Girişimsel Nöroloji Uzmanı Dr. Elif Sarıönder Gencer, 29 Ekim Dünya İnme Günü dolayısıyla yaptığı açıklamada, inmeden korunmanın yollarına dikkat çekti. Gencer, her yıl milyonlarca insanın yaşamını etkileyen inmenin erken tanı ve tedaviyle önlenebilir bir hastalık olduğunu belirtti.
Her Yıl 17 Milyon Kişi İnme Geçiriyor
Dünya genelinde yılda yaklaşık 17 milyon kişinin inme geçirdiğini ve 6 milyon kişinin bu nedenle hayatını kaybettiğini ifade eden Dr. Gencer, Türkiye’de de durumun oldukça ciddi olduğunu vurguladı. TÜİK verilerine göre her yıl 150 bin kişi inme geçiriyor ve ortalama her dört dakikada bir yeni vaka ortaya çıkıyor. Bu tablo, inmenin kalp hastalıklarından sonra ülkemizde ikinci en yaygın ölüm nedeni olduğunu gösteriyor.
“Zaman Beyindir” – İlk 4,5 Saat Hayati Önemde
İnmenin en kritik aşamasının ilk saatler olduğuna değinen Gencer, “Yüzde ani kayma, kol veya bacakta güçsüzlük, konuşma bozukluğu, ani görme kaybı, denge problemi ya da şiddetli baş ağrısı gibi belirtiler görüldüğünde vakit kaybetmeden 112 Acil Servis’in aranması gerektiğini” söyledi.
“Zaman beyindir” ifadesinin inme tedavisinde en önemli ilke olduğunu belirten Gencer, ilk 4,5 saat içinde yapılan tıbbi müdahalelerin kalıcı hasar ve ölüm riskini büyük ölçüde azalttığını vurguladı. Türkiye’de 2019 yılından bu yana yürütülen çalışmalarla 57 kapsamlı ve 51 birincil inme merkezi kurulmuş durumda. Bu merkezler, ülke nüfusunun yaklaşık %85’ine hizmet vererek tedaviye erişimi kolaylaştırıyor.

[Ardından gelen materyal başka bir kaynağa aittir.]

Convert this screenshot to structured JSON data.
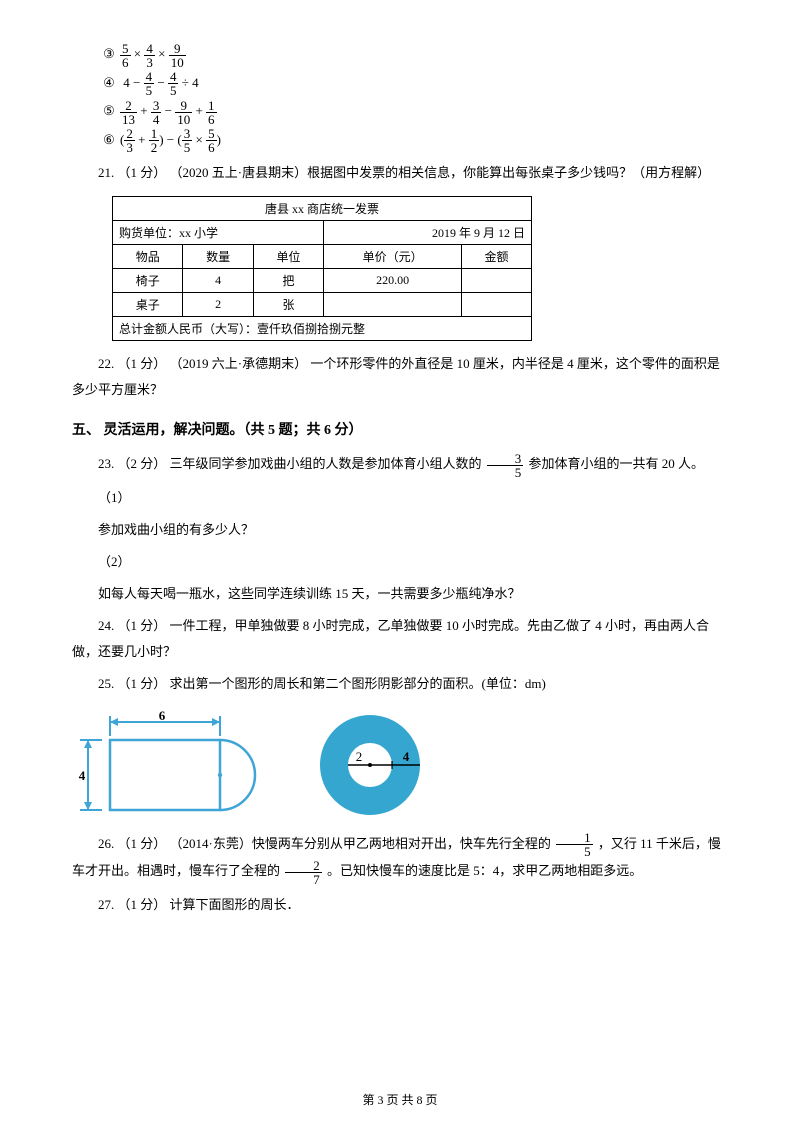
{
  "math": {
    "lines": [
      {
        "marker": "③",
        "expr": [
          "5/6",
          "×",
          "4/3",
          "×",
          "9/10"
        ]
      },
      {
        "marker": "④",
        "expr": [
          "4",
          "−",
          "4/5",
          "−",
          "4/5",
          "÷",
          "4"
        ]
      },
      {
        "marker": "⑤",
        "expr": [
          "2/13",
          "+",
          "3/4",
          "−",
          "9/10",
          "+",
          "1/6"
        ]
      },
      {
        "marker": "⑥",
        "expr": [
          "(",
          "2/3",
          "+",
          "1/2",
          ")",
          "−",
          "(",
          "3/5",
          "×",
          "5/6",
          ")"
        ]
      }
    ]
  },
  "q21": {
    "text": "21. （1 分） （2020 五上·唐县期末）根据图中发票的相关信息，你能算出每张桌子多少钱吗？（用方程解）"
  },
  "invoice": {
    "title": "唐县 xx 商店统一发票",
    "buyer_label": "购货单位：xx 小学",
    "date": "2019 年 9 月 12 日",
    "cols": [
      "物品",
      "数量",
      "单位",
      "单价（元）",
      "金额"
    ],
    "rows": [
      [
        "椅子",
        "4",
        "把",
        "220.00",
        ""
      ],
      [
        "桌子",
        "2",
        "张",
        "",
        ""
      ]
    ],
    "total_label": "总计金额人民币（大写）：壹仟玖佰捌拾捌元整"
  },
  "q22": {
    "text": "22. （1 分） （2019 六上·承德期末） 一个环形零件的外直径是 10 厘米，内半径是 4 厘米，这个零件的面积是多少平方厘米？"
  },
  "section5": "五、 灵活运用，解决问题。（共 5 题；共 6 分）",
  "q23": {
    "text_a": "23. （2 分） 三年级同学参加戏曲小组的人数是参加体育小组人数的 ",
    "frac": {
      "num": "3",
      "den": "5"
    },
    "text_b": "  参加体育小组的一共有 20 人。",
    "p1_label": "（1）",
    "p1_text": "参加戏曲小组的有多少人？",
    "p2_label": "（2）",
    "p2_text": "如每人每天喝一瓶水，这些同学连续训练 15 天，一共需要多少瓶纯净水？"
  },
  "q24": {
    "text": "24. （1 分） 一件工程，甲单独做要 8 小时完成，乙单独做要 10 小时完成。先由乙做了 4 小时，再由两人合做，还要几小时？"
  },
  "q25": {
    "text": "25. （1 分） 求出第一个图形的周长和第二个图形阴影部分的面积。(单位：dm)"
  },
  "figs": {
    "fig1": {
      "width_label": "6",
      "height_label": "4",
      "stroke": "#3fa4d6",
      "fill": "#bce2f2",
      "accent": "#4aa3c7"
    },
    "fig2": {
      "outer_r": 50,
      "inner_r": 22,
      "inner_label": "2",
      "outer_label": "4",
      "fill": "#34a6d0",
      "bg": "#ffffff"
    }
  },
  "q26": {
    "text_a": "26. （1 分） （2014·东莞）快慢两车分别从甲乙两地相对开出，快车先行全程的 ",
    "frac1": {
      "num": "1",
      "den": "5"
    },
    "text_b": " ，又行 11 千米后，慢车才开出。相遇时，慢车行了全程的 ",
    "frac2": {
      "num": "2",
      "den": "7"
    },
    "text_c": " 。已知快慢车的速度比是 5：4，求甲乙两地相距多远。"
  },
  "q27": {
    "text": "27. （1 分） 计算下面图形的周长．"
  },
  "footer": "第 3 页 共 8 页"
}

İnme Önlenebilir Bir Hastalıktır
Dr. Gencer, inmeden korunmanın mümkün olduğunu belirterek, sağlıklı yaşam alışkanlıklarının hayati rol oynadığını dile getirdi. “Dengeli beslenme, düzenli egzersiz, sigara ve alkol kullanımından kaçınma, tansiyon ve diyabet kontrolü” gibi önlemlerle riskin büyük ölçüde azaltılabileceğini söyledi. Ayrıca aile hekimleri aracılığıyla düzenli sağlık kontrollerinin de erken tanı açısından büyük önem taşıdığını ekledi.
Kalp Ritmindeki Bozukluklar İnme Riskini Katlıyor

İnme riskini artıran kalp hastalıklarına da değinen Gencer, özellikle Atrial Fibrilasyon (AF) rahatsızlığının tehlikesine dikkat çekti. Kalbin düzensiz atmasıyla oluşan bu ritim bozukluğunun, inme riskini 5 kata kadar artırabildiğini ifade etti.
AF hastalarında kan pıhtısı oluşma ihtimalinin yüksek olduğunu, bu pıhtıların beyne ulaşarak felce yol açabileceğini belirtti. Bu nedenle nabız ölçümü ve EKG kontrollerinin düzenli yapılması, erken tanı açısından büyük önem taşıyor. Tanı konulduğunda kan sulandırıcı ilaçlar, ritim düzenleyici tedaviler veya girişimsel işlemler uygulanabiliyor.
Karotis Darlığına Dikkat!
Boyun damarlarında plak birikimiyle oluşan karotis arter darlığının, iskemik inme vakalarının %30’una kadar neden olabildiğini ifade eden Gencer, risk grubundakilerin Doppler ultrasonografi ile düzenli kontrol yaptırması gerektiğini belirtti.
Tedavide yaşam tarzı değişiklikleri, ilaç kullanımı ve gerekirse cerrahi veya stent uygulamaları inme riskini ciddi oranda azaltabiliyor.
“Belirtileri Bilmek Hayat Kurtarır”
Dr. Gencer, “İnme her yaşta ve her an karşımıza çıkabilir. Belirtileri erken fark etmek ve hızlı davranmak, hayat kurtarır,” diyerek sözlerini tamamladı. Ani konuşma bozukluğu, yüz asimetrisi, görme kaybı veya şiddetli baş ağrısı gibi durumlarda vakit kaybetmeden 112’yi aramak gerektiğini hatırlattı.